As the owner of an elegant hotel and restaurant in Wannsee, Germany, remarked: “Everybody knows that the Jews control the American economy.”
After a profound disagreement regarding Rowohlt’s editing of the manuscript, Tenenbom decided to publish it elsewhere. “There was no way I could accept these changes, because it was no longer the book that I had written,” he said.
The walls of Tenenbom’s tiny office reflect his multifaceted accomplishments. Ther are posters of his theatrical productions — “The Last Virgin” and “Last Jew in Europe.” A dark wooden bookcase is filled with books on various topics, including, surprisingly, Jewish holy books written in Hebrew. As it turns out, the secular, cosmopolitan Tenenbom hails from a Haredi home in Israel.

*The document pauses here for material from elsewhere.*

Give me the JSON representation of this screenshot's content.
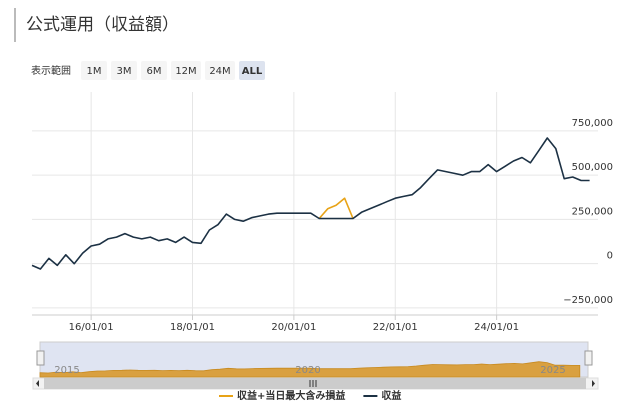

Tenenbom is a warm conversationalist, chatting easily about diverse topics, and often with a twinkle in his eye. This affable quality may have been the reason that his subjects in Germany opened up to him so readily. His light skin and blue eyes didn’t hurt, either. He admits that he didn’t always tell his subjects he was Jewish, calling himself a journalist from New York. “If I’d told them I was Jewish, do you think they’d tell me what they were really thinking?” he asked.

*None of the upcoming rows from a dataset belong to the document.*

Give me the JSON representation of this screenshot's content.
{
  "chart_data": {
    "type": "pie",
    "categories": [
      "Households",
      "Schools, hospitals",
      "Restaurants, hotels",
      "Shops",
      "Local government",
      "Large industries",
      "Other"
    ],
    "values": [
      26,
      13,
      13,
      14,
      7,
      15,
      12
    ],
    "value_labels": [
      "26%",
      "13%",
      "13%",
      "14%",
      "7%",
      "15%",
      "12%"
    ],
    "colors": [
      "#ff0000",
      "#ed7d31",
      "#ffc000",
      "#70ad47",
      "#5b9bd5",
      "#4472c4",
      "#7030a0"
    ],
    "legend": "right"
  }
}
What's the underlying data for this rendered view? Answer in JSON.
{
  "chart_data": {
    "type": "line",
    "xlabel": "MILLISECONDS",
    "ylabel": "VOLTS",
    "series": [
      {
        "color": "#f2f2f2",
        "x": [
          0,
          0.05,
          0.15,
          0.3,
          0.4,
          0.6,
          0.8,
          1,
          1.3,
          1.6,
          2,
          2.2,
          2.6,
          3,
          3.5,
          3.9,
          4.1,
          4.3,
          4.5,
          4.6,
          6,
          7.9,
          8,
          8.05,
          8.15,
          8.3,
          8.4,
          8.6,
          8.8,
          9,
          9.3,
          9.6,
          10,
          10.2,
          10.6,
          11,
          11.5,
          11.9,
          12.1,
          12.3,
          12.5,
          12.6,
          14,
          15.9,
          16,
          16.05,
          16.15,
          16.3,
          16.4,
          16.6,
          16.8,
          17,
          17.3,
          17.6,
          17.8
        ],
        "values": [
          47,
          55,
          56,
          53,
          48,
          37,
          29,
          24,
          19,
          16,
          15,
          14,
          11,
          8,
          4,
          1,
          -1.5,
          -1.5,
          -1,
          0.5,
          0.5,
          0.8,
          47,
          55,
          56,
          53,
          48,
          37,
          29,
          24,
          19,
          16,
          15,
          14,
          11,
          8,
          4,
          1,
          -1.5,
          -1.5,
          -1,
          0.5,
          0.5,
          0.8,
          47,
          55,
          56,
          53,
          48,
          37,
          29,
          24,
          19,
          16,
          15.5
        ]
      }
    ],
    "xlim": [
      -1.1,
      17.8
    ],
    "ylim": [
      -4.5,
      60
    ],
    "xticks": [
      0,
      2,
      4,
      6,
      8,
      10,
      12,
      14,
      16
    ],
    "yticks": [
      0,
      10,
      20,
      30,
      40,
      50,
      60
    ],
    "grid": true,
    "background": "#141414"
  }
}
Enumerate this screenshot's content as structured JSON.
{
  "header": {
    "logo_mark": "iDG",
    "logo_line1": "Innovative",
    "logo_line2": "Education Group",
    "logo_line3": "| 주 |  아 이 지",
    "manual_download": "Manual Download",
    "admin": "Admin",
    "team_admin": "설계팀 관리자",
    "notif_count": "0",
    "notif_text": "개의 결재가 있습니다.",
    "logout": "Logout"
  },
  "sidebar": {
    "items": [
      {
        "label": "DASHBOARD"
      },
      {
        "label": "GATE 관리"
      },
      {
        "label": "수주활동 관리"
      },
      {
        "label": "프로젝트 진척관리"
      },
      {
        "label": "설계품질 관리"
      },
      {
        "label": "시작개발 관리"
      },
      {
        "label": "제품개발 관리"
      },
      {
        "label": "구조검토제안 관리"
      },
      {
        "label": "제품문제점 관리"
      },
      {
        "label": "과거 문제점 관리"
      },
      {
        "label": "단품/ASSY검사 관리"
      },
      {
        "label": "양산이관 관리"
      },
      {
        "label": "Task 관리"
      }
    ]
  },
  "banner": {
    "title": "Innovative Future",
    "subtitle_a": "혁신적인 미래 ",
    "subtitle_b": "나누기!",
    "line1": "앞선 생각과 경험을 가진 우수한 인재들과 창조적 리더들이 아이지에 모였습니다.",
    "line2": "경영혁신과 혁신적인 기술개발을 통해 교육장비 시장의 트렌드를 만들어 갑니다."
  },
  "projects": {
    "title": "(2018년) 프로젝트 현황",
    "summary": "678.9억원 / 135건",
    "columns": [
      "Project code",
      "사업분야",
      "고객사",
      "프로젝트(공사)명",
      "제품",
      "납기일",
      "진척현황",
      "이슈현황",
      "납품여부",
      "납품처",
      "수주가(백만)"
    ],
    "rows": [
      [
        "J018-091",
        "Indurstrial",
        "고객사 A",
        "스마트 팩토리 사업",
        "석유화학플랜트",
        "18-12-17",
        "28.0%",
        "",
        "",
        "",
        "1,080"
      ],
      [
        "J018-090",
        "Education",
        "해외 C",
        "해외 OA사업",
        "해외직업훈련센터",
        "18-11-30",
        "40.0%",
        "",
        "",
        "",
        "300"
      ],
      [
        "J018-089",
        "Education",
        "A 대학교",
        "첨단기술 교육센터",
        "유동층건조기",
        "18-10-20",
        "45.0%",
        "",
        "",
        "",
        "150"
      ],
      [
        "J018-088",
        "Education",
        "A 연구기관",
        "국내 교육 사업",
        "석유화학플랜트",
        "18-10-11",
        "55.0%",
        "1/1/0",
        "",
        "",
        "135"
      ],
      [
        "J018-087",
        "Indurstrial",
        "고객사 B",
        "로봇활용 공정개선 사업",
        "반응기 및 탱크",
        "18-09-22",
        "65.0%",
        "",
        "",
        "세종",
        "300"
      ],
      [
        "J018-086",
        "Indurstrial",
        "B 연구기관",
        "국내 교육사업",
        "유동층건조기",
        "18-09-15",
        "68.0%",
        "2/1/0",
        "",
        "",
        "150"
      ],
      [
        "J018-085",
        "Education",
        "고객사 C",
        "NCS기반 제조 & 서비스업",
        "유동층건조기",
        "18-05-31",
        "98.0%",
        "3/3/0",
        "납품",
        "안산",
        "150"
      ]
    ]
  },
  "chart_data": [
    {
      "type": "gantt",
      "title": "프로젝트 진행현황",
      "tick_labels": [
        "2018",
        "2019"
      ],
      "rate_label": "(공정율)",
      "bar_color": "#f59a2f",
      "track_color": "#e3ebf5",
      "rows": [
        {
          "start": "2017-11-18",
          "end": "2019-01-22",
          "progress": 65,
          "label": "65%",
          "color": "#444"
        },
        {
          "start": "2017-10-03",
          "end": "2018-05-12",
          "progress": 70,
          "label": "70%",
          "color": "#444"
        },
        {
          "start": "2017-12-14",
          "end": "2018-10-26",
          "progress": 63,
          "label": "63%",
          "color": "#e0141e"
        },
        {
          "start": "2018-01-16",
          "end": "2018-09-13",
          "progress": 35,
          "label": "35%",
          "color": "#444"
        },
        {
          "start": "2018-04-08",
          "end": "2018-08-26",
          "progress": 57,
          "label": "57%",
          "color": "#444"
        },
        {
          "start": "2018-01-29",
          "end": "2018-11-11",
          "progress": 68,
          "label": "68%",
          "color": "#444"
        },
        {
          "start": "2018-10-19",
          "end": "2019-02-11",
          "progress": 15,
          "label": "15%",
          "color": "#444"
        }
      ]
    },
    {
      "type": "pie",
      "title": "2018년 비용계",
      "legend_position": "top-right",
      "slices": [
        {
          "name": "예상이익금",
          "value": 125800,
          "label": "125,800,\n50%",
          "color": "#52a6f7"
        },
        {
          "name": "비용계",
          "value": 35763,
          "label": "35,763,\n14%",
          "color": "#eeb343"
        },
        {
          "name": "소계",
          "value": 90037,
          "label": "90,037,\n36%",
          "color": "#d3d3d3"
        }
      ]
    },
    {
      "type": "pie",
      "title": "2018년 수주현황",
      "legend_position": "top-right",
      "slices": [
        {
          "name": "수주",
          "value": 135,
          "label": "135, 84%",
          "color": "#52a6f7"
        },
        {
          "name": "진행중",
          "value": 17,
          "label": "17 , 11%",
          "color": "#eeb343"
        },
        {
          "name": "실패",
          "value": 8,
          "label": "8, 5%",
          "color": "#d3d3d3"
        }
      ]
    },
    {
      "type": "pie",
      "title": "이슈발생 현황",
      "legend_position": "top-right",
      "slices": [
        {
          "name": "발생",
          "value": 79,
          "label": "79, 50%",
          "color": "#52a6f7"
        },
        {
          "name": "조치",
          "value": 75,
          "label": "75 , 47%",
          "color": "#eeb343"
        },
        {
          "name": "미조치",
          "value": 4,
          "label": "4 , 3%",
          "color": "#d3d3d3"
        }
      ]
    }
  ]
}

One of his most controversial visits was to the Neo-Nazi bar Club 88 (8 representing H, the eighth letter of the alphabet, HH being an abbreviation of “Heil Hitler”) in Neumunster. Telling his fellow patrons that his name was Tobias and that his German parents had immigrated to America when he was 1 year old, Tenenbom added, for good measure, “I’m a perfect Aryan.” It wasn’t long before Frank, the club owner, offered him drinks on the house and showed him a book about “the Jewish devil.”
What disturbed Tenenbom most, however, was the anti-Semitism he discovered among the everyday, supposedly liberal, Germans he encountered. Often, these people didn’t hesitate to state that the Jews controlled the economy or the media. “They like the Jews that were killed during the war, but hate the Jews of today,” Tenenbom said.

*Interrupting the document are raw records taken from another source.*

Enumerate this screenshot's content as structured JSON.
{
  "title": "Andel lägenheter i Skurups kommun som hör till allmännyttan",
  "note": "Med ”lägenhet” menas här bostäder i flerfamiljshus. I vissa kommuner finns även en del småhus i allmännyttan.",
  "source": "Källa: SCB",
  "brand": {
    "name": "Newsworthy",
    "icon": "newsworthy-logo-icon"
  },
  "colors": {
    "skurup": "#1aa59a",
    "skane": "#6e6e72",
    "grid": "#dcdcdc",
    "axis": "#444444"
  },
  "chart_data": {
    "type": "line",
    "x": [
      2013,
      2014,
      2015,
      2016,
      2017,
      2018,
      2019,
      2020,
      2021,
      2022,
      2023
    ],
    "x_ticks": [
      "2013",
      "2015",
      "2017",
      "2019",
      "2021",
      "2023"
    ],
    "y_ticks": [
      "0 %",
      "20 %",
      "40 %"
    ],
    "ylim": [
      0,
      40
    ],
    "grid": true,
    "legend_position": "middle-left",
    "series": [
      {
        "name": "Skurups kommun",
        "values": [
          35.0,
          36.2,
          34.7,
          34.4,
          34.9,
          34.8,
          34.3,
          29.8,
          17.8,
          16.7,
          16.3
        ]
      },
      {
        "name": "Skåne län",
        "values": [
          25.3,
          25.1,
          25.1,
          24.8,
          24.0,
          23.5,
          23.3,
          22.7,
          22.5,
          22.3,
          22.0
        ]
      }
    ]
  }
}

Tenenbom is also sharply critical of the Jewish community in Germany. After the chief rabbi of Munich informed him that the Orthodox community there has 9,000 members, Tenenbom joined him for services at the multimillion-dollar synagogue, apparently paid for by the German government.
“I start counting the nine thousand,” Tenenbom writes in the book. “Well, not really. The number of worshippers, including those who are tourists and guests from Israel and the United States: thirty-five. In other words, the place would be practically empty if not for the foreigners.”
And what of the growing number of German musicians playing Yiddish and klezmer music? Tenenbom pays them a visit, and is disillusioned to discover that, despite their fondness for Yiddish culture, they harbor hostile views of Israel. After he asks a violinist whether she has ever been to Israel, she replies angrily: “I don’t have to go to Israel! My music has nothing to do with it!”
For Tenenbom, the stubborn persistence of anti-Semitism in modern Germany strikes a personal nerve. As a child of Holocaust survivors, he always knew that his parents had suffered terribly, but the Nazi horrors were beneath the surface — never discussed.
“My father refused to tell me the name of the city he was from, and I didn’t even know my mother was in a concentration camp, or that seven of her siblings were killed, until after her death,” Tenenbom said.
Years later, thirsting for more information about the family’s experiences during the war, he visited one of his mother’s surviving siblings in Brooklyn. It was a warm day, and the air conditioner was broken. Tenenbom was perspiring uncomfortably, while his Hasidic uncle, dressed in a buttoned-up, long-sleeved shirt, sat calmly, eating hot soup. “You should be drinking cola with ice,” Tenenbom said.
Without looking up, his uncle took another long sip and said, “That’s what saved me — one soup a day.”
Rukhl Schaechter is a staff writer and editor at the Forverts.